Ausschlaggebende Kriterien bei der Verlagssuche: Persönliche Betreuung, professionelle inhaltliche Arbeit und Verlagsimage

In einem Verlag ein gedrucktes Buch zu veröffentlichen steht im Mittelpunkt des Interesses aller befragten Autoren. Zwei Drittel von ihnen haben bereits Erfahrungen mit Buchveröffentlichungen bei Verlagen. Bei der Wahl des Verlagshauses sind für mehr als 80 Prozent der Autoren die persönliche Betreuung, die professionelle inhaltliche Arbeit und für 76 Prozent der damit verbundene Ruf des Verlages die herausragenden Kriterien. Der Wunsch, schnell zu veröffentlichen sowie die Honorarbedingungen sind unter den vorgegebenen Kriterien nachgeordnete Faktoren.

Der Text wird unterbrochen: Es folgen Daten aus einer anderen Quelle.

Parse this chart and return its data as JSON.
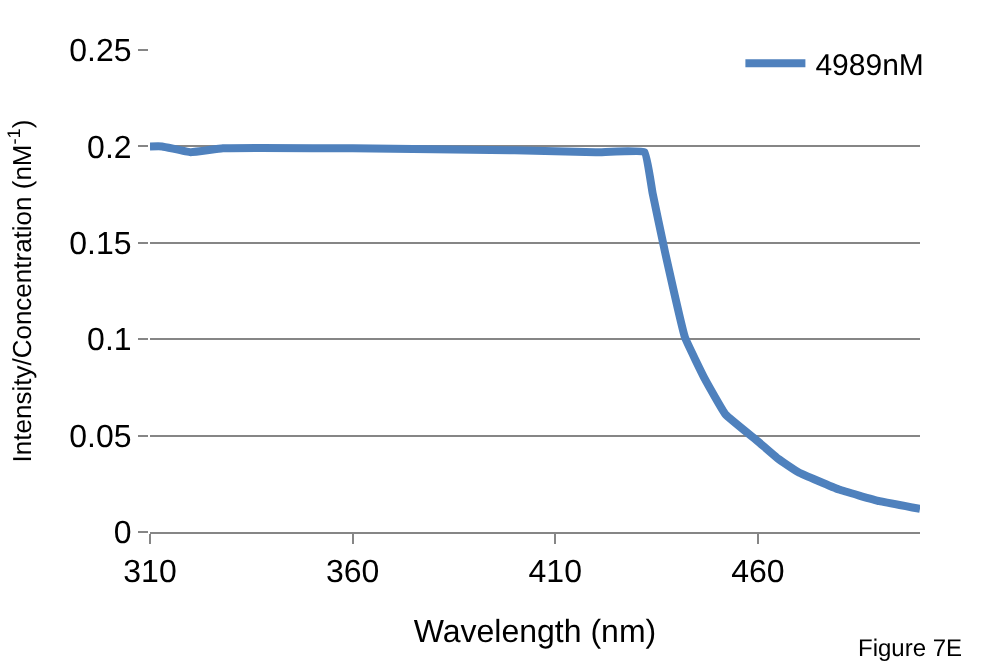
{
  "chart_data": {
    "type": "line",
    "xlabel": "Wavelength (nm)",
    "ylabel": "Intensity/Concentration (nM$^{-1}$)",
    "annotations": [
      "Figure 7E"
    ],
    "series": [
      {
        "name": "4989nM",
        "color": "#4f81bd",
        "x": [
          310,
          313,
          320,
          328,
          360,
          400,
          420,
          432,
          434,
          437,
          442,
          447,
          452,
          460,
          465,
          470,
          480,
          490,
          500
        ],
        "values": [
          0.2,
          0.2,
          0.197,
          0.199,
          0.199,
          0.198,
          0.197,
          0.197,
          0.176,
          0.146,
          0.101,
          0.079,
          0.061,
          0.047,
          0.038,
          0.031,
          0.022,
          0.016,
          0.012
        ]
      }
    ],
    "xlim": [
      310,
      500
    ],
    "xticks": [
      310,
      360,
      410,
      460
    ],
    "ylim": [
      0,
      0.25
    ],
    "yticks": [
      0,
      0.05,
      0.1,
      0.15,
      0.2,
      0.25
    ],
    "grid": "y",
    "legend": "top right",
    "marker": "none",
    "line_style": "solid"
  }
}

Self-Publishing - keine Alternative zur Verlagsbindung

Gerade einmal drei Prozent der befragten Autoren haben oder planen im Selbstverlag eine Print-Publikation und vier Prozent ein E-Book. Für 74 Prozent der Befragten ist „Self-Publishing“ generell keine Alternative zum gedruckten Buch. Mehr als die Hälfte der Autoren schätzen die Erfolgschancen eines Buches, das nur im Self-Publishing veröffentlicht wird, als schlecht oder sehr schlecht ein. „Self-Publishing spielt für die von uns befragten Autoren keine nennenswerte Rolle, sie setzen auf den Ruf eines Verlages, um zu publizieren oder publiziert zu werden“, erklärt Claudius Nießen, Geschäftsführer des Deutschen Literaturinstituts der Universität Leipzig.

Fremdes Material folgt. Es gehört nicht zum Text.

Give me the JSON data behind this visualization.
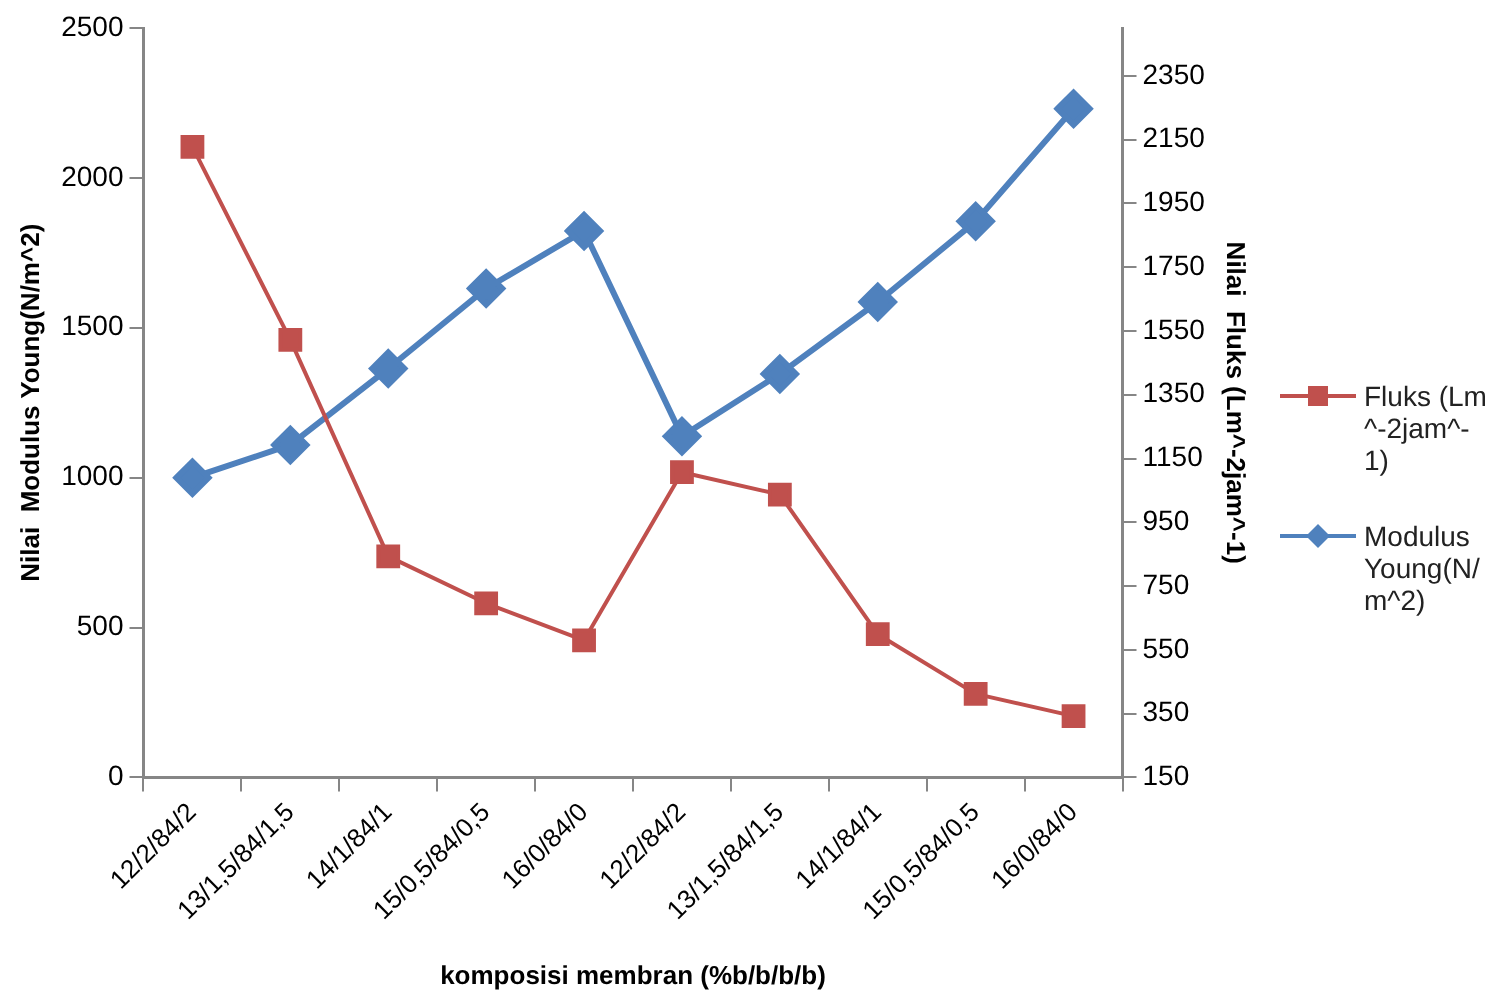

Verlage schaffen digitales Zusatzangebot

„Egal ob im Self-Publishing oder auch bei den Verlagen, eigenständige digitale Publikationen bleiben bislang eher die Ausnahme“, so Nießen weiter. Neuerscheinungen bringen die Verlage inzwischen meist gleich auch als E-Book-Fassung heraus. Schritt für Schritt wird in den meisten Verlagshäusern zudem die Backlist digitalisiert. "Digitale Publikation werden dabei bislang in der Regel als Ergänzung zum Print-Produkt verstanden, nicht als Ersatz. Wobei die Verlage sich je nach Genre oder Format intensive Gedanken machen, was ein eigenständiger digitaler Titel haben muss, damit er auch erfolgreich auf dem Markt platziert werden kann", so der Geschäftsführer des DLL.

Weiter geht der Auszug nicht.